The book reveals a pragmatic, and by no means unblemished record of project management. The JSTOR team made a series of what the author calls “presumptively optimal choices”, in other words, guessing the process was going to be easy, only to discover it was not.

In the course of this narrative, the author reveals revealing details about business models for educational publishing. For example, JSTOR resisted being set up as an offshoot of any single US university because, as Schonfeld delicately puts it, “in the good-natured competitive spirit that has served American higher education so well, if JSTOR belonged to one university library, would other libraries resist paying fees to subscribe?”

Why has JSTOR been so successful that it is now a household name among students on both sides of the Atlantic?
Although JSTOR captures journals for the academic community, it doesn’t capture everything. JSTOR chooses a small proportion of the available journals and creates specific subject-based collections.
JSTOR was a collective initiative, rather than the implementation of a single person’s vision. Although Kevin Guthrie wrote the JSTOR business plan, the success seems to have been a combination of the Mellon Foundation’s vision, and a pragmatic management team.
JSTOR appeared at the right place and the right time: JSTOR’s collections are essentially built around a host of non-commercial, not-for-profit journals that had reputation but that lacked commercial awareness.
“JSTOR’s experience demonstrates that, while few libraries were willing to pay for archiving alone, they were willing to pay for access, collection-building, and space savings.”
JSTOR is not primarily about space-saving for libraries – library budgets almost never include capital costs of building and maintaining space. Only 22% of libraries removed hard copies as a result of JSTOR.
JSTOR’s business model had to be a benefit to all parties: to the publishers, the libraries, and to the end users.

There are a few criticisms.
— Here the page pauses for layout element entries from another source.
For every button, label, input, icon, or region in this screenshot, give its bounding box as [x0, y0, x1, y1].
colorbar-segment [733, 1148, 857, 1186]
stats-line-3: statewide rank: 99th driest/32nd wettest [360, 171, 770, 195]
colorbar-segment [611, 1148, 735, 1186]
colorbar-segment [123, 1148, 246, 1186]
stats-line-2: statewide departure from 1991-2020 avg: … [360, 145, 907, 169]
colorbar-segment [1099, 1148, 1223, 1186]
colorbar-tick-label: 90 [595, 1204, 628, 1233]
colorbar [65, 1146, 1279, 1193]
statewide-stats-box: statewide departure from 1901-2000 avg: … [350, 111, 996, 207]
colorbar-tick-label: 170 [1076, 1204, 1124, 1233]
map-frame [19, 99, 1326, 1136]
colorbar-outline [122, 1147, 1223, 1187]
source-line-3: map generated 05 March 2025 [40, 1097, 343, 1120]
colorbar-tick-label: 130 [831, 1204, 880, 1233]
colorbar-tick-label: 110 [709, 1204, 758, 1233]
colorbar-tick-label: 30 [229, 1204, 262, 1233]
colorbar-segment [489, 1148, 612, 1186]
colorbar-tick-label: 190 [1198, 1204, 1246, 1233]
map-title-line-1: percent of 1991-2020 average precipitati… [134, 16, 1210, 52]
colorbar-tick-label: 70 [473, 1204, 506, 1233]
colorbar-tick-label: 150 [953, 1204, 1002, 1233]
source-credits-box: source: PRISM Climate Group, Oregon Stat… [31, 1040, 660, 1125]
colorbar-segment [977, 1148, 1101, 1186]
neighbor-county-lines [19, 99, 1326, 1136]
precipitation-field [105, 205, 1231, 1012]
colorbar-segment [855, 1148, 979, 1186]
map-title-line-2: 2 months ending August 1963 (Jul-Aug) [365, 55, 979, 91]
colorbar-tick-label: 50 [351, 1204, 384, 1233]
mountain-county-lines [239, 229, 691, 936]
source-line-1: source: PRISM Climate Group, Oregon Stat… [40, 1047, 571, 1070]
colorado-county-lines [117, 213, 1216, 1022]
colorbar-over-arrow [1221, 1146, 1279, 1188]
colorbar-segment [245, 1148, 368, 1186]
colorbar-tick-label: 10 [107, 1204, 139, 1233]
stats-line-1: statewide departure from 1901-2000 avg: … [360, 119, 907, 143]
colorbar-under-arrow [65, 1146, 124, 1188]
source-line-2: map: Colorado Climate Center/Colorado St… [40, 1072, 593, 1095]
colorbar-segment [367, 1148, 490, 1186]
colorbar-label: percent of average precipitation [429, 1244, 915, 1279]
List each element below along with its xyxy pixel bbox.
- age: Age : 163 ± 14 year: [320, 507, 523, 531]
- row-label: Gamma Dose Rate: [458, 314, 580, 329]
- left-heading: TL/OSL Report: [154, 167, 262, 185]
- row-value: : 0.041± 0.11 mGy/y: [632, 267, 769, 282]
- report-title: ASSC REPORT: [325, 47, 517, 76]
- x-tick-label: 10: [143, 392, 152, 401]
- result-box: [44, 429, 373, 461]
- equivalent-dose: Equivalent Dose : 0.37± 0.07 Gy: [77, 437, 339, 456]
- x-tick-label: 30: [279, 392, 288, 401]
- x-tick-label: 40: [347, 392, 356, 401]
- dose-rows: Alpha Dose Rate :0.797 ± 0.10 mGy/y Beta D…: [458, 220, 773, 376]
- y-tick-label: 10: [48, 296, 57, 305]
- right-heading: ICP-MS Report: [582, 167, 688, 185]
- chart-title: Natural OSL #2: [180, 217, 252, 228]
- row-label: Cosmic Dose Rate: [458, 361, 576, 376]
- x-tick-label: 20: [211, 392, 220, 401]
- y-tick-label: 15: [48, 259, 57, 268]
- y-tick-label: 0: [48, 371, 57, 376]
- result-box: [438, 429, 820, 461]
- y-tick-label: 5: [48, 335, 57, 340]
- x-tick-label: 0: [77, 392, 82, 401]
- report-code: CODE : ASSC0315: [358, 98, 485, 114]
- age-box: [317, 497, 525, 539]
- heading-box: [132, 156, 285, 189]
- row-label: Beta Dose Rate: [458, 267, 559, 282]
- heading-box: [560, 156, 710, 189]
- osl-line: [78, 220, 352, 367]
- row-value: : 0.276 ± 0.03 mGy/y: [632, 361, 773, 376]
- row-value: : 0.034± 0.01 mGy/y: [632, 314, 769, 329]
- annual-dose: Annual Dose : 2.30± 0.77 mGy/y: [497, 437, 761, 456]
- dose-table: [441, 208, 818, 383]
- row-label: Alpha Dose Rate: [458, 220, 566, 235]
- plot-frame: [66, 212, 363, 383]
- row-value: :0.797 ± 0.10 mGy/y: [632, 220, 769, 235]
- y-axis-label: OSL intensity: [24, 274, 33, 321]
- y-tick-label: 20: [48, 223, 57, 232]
The book is too long, at over 150,000 words, and with over 300 pages documenting the first five years of a committee-based digital initiative. But, as can be seen from the examples above, the wealth of well-researched details make this anything but a bland official history. There is no question the book is extensively researched –every statement has an attribution, and, remarkably, the presentations for every JSTOR board meeting, and every email from the time when the events took place, seem to have been preserved. To the author’s credit, the story is far from a collective pat on the back to all concerned.

A more fundamental problem is the author’s attempt to impose a thematic rather than a chronological arrangement. The result at times is a confusion of multiple perspectives that is anything but clear to follow – a more straightforward chronological approach would have been much clearer:

“This may have been impossible at the time … there is evidence to suggest that at the time … JSTOR did not have a clear vision of what its mission and activities would later become … if [they] had a clear vision of JSTOR’s future in 1995, which for these purposes they did not, it is unclear that sharing it … would have been desirable.”

But these faults are forgivable, when the story is such a powerful and inspiring one. As for lessons to be learned from JSTOR’s experience, there are plenty to be seen. After all, the model of an organisation providing digitisation services for publishers on a non-exclusive basis, and even offering the captured files back to the publisher, is very similar to a more recent initiative, albeit one that has been received with very mixed responses: Google Book Search. How one initiative can be seen as an unqualified success, and the other arouse the fury of whole segments of the publishing community, is an indication of JSTOR’s achievement.